The GT's cabin is very similar to the base Mach-E, with changes including available sport seats with copper stitching, faux-suede inserts and a few badges. A few more model-specific touches would help make the GT feel even more distinct and special.
You can spot a GT on the road by its carbon-finish "grille" insert. There's not actually any flow-through holes for airflow, but it does look more aggressive. Down below, a more aggressive front splitter is bookended by a pair of air curtains.
Ford has sunk the 88-kWh battery pack into floor of the chassis to help keep the Mach-E GT glued to the ground. Despite being an SUV with a taller roof, Ford's Dave Pericak says this model's center of gravity is nearly the same as a gas-powered Mustang coupe.

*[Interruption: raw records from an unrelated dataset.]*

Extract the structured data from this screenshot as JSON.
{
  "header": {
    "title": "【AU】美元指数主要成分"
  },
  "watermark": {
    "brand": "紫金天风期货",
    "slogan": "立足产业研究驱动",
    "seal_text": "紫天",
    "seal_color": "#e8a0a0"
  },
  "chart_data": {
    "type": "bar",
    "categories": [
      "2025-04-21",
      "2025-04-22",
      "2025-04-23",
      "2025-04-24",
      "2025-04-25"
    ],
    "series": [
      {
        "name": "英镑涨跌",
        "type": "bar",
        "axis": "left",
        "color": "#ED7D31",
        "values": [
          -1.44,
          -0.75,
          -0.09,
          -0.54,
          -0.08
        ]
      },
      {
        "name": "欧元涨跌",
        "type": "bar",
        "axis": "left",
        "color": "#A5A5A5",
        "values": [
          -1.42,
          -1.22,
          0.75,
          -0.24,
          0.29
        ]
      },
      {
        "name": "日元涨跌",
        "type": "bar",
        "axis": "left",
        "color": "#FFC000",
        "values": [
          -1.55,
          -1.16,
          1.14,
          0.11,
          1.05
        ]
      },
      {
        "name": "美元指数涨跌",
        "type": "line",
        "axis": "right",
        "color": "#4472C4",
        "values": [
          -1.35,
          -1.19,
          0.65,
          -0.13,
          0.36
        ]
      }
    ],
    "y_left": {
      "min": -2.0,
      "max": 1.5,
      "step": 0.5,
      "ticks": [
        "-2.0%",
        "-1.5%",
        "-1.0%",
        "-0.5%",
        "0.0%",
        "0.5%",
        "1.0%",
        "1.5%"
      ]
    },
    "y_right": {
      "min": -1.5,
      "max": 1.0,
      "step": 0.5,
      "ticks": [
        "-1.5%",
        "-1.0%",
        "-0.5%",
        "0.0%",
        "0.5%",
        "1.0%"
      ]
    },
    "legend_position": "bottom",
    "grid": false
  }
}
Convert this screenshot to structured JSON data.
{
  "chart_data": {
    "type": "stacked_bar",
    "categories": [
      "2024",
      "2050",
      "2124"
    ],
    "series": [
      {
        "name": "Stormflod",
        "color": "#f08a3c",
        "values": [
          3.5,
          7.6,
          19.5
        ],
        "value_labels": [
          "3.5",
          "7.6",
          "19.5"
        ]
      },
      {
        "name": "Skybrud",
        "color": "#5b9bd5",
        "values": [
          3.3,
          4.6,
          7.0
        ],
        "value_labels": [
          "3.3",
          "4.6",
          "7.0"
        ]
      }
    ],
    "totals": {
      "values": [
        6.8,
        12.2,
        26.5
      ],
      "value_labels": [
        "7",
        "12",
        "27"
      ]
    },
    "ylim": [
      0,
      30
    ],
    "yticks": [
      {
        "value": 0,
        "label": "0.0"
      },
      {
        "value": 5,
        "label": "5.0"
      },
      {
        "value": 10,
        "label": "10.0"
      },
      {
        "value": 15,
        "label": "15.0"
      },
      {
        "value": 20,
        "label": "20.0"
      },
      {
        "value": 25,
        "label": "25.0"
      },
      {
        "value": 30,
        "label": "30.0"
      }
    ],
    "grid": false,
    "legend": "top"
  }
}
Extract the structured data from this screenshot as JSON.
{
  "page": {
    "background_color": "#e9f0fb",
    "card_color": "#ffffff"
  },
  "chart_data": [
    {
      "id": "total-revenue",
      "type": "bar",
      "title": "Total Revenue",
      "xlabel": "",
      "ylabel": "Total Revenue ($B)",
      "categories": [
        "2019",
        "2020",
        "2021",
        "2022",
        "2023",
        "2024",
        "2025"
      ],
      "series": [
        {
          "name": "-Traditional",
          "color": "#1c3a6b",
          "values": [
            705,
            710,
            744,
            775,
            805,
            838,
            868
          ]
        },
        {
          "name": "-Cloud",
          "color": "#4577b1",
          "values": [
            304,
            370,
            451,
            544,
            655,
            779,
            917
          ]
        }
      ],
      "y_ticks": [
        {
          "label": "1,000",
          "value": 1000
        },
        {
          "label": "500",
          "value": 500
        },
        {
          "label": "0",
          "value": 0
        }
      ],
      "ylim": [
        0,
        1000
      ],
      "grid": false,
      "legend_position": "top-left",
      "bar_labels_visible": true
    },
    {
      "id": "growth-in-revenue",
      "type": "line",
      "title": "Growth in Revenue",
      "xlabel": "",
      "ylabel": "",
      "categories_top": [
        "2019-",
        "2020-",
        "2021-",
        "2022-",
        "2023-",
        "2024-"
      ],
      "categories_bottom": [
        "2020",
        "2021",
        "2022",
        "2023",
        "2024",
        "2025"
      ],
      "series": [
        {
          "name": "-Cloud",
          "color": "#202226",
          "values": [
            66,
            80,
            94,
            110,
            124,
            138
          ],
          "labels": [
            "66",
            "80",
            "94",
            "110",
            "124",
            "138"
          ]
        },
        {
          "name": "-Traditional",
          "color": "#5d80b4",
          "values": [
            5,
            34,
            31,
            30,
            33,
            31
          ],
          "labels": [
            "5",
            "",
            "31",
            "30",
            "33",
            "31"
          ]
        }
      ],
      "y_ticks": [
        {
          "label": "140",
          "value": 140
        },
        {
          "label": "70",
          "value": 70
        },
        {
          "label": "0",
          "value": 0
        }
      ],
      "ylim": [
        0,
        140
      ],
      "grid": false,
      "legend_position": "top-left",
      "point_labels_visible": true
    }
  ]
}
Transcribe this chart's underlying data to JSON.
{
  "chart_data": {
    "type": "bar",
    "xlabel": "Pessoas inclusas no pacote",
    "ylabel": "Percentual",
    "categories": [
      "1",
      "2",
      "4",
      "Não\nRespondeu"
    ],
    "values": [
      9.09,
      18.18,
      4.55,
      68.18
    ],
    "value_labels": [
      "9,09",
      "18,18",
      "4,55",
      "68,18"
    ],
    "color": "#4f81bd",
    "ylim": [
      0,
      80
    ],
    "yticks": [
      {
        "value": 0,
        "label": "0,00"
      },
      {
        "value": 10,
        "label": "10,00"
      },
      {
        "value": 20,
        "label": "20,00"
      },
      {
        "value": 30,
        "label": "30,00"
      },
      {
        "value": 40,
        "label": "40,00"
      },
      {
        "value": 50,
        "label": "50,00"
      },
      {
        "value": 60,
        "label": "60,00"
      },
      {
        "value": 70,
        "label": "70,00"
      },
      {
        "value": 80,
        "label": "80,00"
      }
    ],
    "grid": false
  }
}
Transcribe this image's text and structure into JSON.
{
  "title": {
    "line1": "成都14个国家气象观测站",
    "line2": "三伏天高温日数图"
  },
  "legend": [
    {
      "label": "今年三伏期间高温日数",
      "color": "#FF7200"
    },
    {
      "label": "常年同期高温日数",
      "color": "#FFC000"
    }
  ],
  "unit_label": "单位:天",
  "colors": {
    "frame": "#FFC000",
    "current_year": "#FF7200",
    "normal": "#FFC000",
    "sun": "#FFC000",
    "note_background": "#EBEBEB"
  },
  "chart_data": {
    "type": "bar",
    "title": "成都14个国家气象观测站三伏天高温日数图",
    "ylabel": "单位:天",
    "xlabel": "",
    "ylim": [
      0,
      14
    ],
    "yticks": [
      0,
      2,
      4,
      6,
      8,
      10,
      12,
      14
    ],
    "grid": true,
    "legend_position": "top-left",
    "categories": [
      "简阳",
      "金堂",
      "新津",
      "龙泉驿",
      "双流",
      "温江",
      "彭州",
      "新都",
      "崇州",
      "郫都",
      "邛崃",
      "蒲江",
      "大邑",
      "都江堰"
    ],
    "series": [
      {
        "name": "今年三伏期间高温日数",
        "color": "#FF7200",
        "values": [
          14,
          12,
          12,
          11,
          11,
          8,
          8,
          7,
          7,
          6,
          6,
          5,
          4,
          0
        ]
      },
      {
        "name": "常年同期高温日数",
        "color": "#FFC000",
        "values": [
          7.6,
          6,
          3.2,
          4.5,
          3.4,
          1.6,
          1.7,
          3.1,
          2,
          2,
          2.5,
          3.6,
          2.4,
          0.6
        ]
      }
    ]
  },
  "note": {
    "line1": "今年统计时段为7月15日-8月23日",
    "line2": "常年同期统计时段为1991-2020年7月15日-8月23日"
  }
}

Ford's steering and handling course is designed to expose a car's handling weaknesses and includes a lot of up-and-down sine waves and even some sections where the wheels leave the ground when a performance vehicle is driven in anger.
Those trick dampers help disguise how heavy this vehicle is. A base Mach-E can weigh nearly 5,000 pounds and, with its bigger wheels and tires and added equipment, it wouldn't be surprising if this GT is heavier still.
The new 2021 Mach-E GT hits dealers in late summer, with pricing starting at $61,000 ($59,900 MSRP plus $1,100 delivery fee). A Performance Edition like this starts at $66,000 including delivery. Both models will be eligible for the $7,500 federal tax credit.